Der Schriftsteller Lutz van Dijk betreibt ein Kinderhaus in Kapstadt. In seinen Geschichten für junge Menschen verteidigt der Deutsch-Niederländer das Recht auf Kindheit und Bildung.
Aus Kapstadt Lena Reich
Lutz van Dijk hält sein neues Kinderbuch "Damals hieß ich Rita" in den Händen. Auf dem Cover sind ein Mädchen und eine ältere Dame zu sehen, die ernst blicken. Das Bilderbuch erzählt die Geschichte der heute 81-jährigen Rozette Kats, die als Pflegekind in einer nichtjüdischen Familie die Shoah in Amsterdam überlebt hat. Ihr Bruder und ihre Eltern wurden in Auschwitz ermordet. Viele Jahrzehnte später hat Rozette Kats dem deutsch-niederländischen Autor, der lange Jahre im Anne-Frank-Haus in Amsterdam gearbeitet hat, aus ihrem Leben erzählt.

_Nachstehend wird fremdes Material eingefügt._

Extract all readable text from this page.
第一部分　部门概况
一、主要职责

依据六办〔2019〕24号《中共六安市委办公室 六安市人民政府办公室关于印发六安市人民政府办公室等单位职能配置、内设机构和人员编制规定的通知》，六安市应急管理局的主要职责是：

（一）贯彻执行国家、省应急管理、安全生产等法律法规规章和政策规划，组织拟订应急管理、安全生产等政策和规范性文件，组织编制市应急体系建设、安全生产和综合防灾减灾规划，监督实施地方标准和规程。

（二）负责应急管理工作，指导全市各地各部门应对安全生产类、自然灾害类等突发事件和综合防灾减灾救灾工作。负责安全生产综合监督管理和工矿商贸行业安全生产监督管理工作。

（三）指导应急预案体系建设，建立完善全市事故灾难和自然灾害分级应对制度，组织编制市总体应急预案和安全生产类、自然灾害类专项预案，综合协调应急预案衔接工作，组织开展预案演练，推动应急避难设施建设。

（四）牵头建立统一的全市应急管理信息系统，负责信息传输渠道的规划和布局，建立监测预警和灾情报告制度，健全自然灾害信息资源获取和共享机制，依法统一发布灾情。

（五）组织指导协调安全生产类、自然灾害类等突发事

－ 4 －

"Wenn Kinder fragen, auch nach Krieg oder Holocaust, sollten wir ehrlich und altersgemäß antworten", sagt van Dijk und legt das Buch sanft auf den weißen Bistrotisch zwischen uns. Seit 40 Jahren gibt er jenen Kindern und Jugendlichen eine Stimme, die überhört und schnell vergessen werden. In den 1980er Jahren begann er als Lehrer über seine Schüler*innen aus einem sozialen Brennpunktviertel in Hamburg zu schreiben. Deren Alltag kam nicht in Schulbüchern vor, sagt van Dijk. Dabei seien das die Geschichten, die dringend erzählt werden müssten.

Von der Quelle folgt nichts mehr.